As it neared midnight—and the end of my shift—I counted the takings and secured the cash upstairs, then grabbed four glasses of ice and Coke and shouldered through the kitchen’s double doors. The only person in the kitchen was our pot washer, Frank. Neither Tao nor Rachel, our other chef, was in sight, although the fridge door was open and the toe end of a brown work boot was visible. It had to be Rachel’s—it was too small to be Tao’s.

“Where’s Tao?” I asked, handing Frank his drink.

The older man shrugged and wiped the sweat from his face with a brawny arm before accepting the glass with a smile of thanks. He was slightly simple, but he did a damn fine job and he seemed to enjoy it. At least he was reliable, unlike some of the kids we employed.

I swung around and headed for the fridge. “Hey, Rachel,” I said, popping my head around the corner of the door. “There’s a drink on the counter here for you. Where’s Tao?”

“Outside I think, and thanks.”

She didn’t look up from her stocktaking, and I spun and headed out. The rear door was open, and the breeze was icy compared to the heat in the kitchen. I paused in the doorway, allowing my eyes to adjust to the darkness, but didn’t immediately spot anyone.

I frowned. “Tao?”

There was a pause, then, “Here.”

My gaze swung to the left, and even then it took me a minute to find him. He was hunkered down in the shadows of the Dumpster, his arms wrapped loosely around his knees.

“You okay?” I walked over and offered him one of the glasses. He smelled of sweat, grease, and ash. The latter had concern slithering through me.

“Thanks.” He reached up and took it, but didn’t lift his eyes. Didn’t look at me.

“Tao, what’s wrong?”

“Nothing.” His voice was monotone. Clipped. “I’m fine.”

“Then look at me.” I squatted down in front of him and gently touched his chin. I might as well have touched a furnace, and I couldn’t help the reflex to jerk my fingers back.

“Yeah,” he said. “Nice, isn’t it?”

“And the reason you’re out here, I’m gathering.” The fire elemental he’d consumed—the one he was locked in a constant battle with over control of his own body—didn’t do too well in darkness and cold. Normally he’d just retreat to the freezer when the thing inside him started to threaten again, but with Rachel in there doing a stock take, the night air was the next best bet. I touched his chin again, ignoring the sting of heat as I forced him to look at me. His eyes—normally a rich, warm brown—were alien and fire filled. “Never turn away from me, Tao. You are not a monster, not now, not ever. Not to me, not to Ilianna, not to anyone that will ever matter.”

He jerked out of my touch and snorted, the sound sharp with disbelief. “You say that now, but when the monster gains control, it’ll be another damn story—”

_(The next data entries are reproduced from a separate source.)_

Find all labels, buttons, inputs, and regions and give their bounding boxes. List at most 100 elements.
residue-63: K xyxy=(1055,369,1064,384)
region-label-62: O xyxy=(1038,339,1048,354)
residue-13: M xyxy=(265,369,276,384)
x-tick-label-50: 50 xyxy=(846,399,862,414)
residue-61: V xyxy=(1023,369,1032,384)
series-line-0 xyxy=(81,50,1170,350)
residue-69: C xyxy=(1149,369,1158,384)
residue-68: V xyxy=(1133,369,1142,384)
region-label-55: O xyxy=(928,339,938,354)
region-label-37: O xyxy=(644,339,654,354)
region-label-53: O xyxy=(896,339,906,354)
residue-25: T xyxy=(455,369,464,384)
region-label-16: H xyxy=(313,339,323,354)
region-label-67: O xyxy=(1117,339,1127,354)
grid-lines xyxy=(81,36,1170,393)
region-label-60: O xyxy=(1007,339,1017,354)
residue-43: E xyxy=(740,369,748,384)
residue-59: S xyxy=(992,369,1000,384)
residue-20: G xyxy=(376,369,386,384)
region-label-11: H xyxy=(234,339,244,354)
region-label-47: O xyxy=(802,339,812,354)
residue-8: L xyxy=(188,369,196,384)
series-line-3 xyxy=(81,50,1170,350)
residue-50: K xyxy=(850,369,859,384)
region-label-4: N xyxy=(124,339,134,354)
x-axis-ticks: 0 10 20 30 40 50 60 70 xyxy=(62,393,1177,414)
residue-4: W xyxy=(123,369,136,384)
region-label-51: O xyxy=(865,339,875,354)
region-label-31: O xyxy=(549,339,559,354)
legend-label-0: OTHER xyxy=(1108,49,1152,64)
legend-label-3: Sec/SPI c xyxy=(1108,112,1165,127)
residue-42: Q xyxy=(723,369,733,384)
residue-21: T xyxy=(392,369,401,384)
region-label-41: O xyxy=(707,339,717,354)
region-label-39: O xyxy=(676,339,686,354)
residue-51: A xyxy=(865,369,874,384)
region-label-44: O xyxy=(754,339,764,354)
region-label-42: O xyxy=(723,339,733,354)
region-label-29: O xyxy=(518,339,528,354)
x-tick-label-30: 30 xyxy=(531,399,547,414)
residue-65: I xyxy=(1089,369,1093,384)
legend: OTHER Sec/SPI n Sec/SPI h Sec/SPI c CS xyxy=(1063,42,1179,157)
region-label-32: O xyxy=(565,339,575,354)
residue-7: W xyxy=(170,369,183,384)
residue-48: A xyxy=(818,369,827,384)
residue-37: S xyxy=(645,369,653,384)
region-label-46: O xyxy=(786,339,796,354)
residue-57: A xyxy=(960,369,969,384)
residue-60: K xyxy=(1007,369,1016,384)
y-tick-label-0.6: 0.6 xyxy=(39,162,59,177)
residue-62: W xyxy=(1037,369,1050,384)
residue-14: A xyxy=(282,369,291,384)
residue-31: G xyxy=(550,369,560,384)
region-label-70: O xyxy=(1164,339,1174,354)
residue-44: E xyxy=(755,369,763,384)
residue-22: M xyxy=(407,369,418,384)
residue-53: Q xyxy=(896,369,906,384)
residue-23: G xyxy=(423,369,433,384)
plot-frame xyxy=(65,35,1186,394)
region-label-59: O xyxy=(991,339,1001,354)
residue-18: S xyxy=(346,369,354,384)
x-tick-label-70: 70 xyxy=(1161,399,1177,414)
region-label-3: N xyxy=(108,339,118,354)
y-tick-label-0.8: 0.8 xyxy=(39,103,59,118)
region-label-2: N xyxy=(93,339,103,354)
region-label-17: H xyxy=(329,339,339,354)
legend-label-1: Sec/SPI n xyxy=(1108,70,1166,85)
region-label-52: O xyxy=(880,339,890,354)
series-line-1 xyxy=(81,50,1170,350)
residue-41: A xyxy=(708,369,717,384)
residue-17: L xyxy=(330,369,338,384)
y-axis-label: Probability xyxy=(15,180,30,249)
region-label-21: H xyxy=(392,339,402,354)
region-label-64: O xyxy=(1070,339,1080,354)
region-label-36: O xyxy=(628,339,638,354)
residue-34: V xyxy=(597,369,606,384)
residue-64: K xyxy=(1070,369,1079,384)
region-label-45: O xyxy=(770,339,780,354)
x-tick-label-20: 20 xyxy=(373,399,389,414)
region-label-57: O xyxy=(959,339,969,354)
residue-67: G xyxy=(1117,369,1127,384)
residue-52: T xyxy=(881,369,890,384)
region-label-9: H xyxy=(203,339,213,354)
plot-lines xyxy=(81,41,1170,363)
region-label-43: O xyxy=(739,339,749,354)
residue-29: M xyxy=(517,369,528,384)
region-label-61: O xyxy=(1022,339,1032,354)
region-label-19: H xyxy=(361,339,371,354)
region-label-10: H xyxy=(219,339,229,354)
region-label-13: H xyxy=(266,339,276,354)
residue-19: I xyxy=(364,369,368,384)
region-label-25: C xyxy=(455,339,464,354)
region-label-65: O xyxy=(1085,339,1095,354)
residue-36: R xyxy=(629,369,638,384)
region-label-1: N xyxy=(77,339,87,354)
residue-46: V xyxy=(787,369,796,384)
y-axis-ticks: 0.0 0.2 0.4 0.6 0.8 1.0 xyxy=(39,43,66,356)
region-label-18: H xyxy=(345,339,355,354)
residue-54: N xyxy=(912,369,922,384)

“But it won’t,” I said sharply. “Because you’re stronger than it is. So stop sitting there feeling so damn sorry for yourself and tell me about your date last night.”

Just for a moment, I felt the flash of his anger—it rolled over me like the heated wind of a desert, drying my skin in an instant and sending little sparks dancing across my sweater. Then it dissipated, and he chuckled softly. “You really do like tempting the devil, don’t you?”

“I have to deal with the devil in the form of Madeline Hunter on an almost daily basis, so maybe I’ve just become a little blasé about it.” I sat down beside him, my shoulder touching his lightly. Although the heat was fierce, the tension within his body began to dissipate almost immediately. “And you avoid talking about your dates only when they go like crap. What happened?”

“Nothing. She was lovely, we had a good time, and we parted making plans for another date.”

“So why all the doom and gloom?”

He sighed. “Because I’ll have to break it off. She really is nice.”

I frowned as I took a sip of drink. “I’m not understanding the logic of that statement.”

“It’s this.” He waved a hand down the length of his body. “How can I commit to anyone for any amount of time when I have no idea just how long—if ever—it’s going to take me to control this thing?”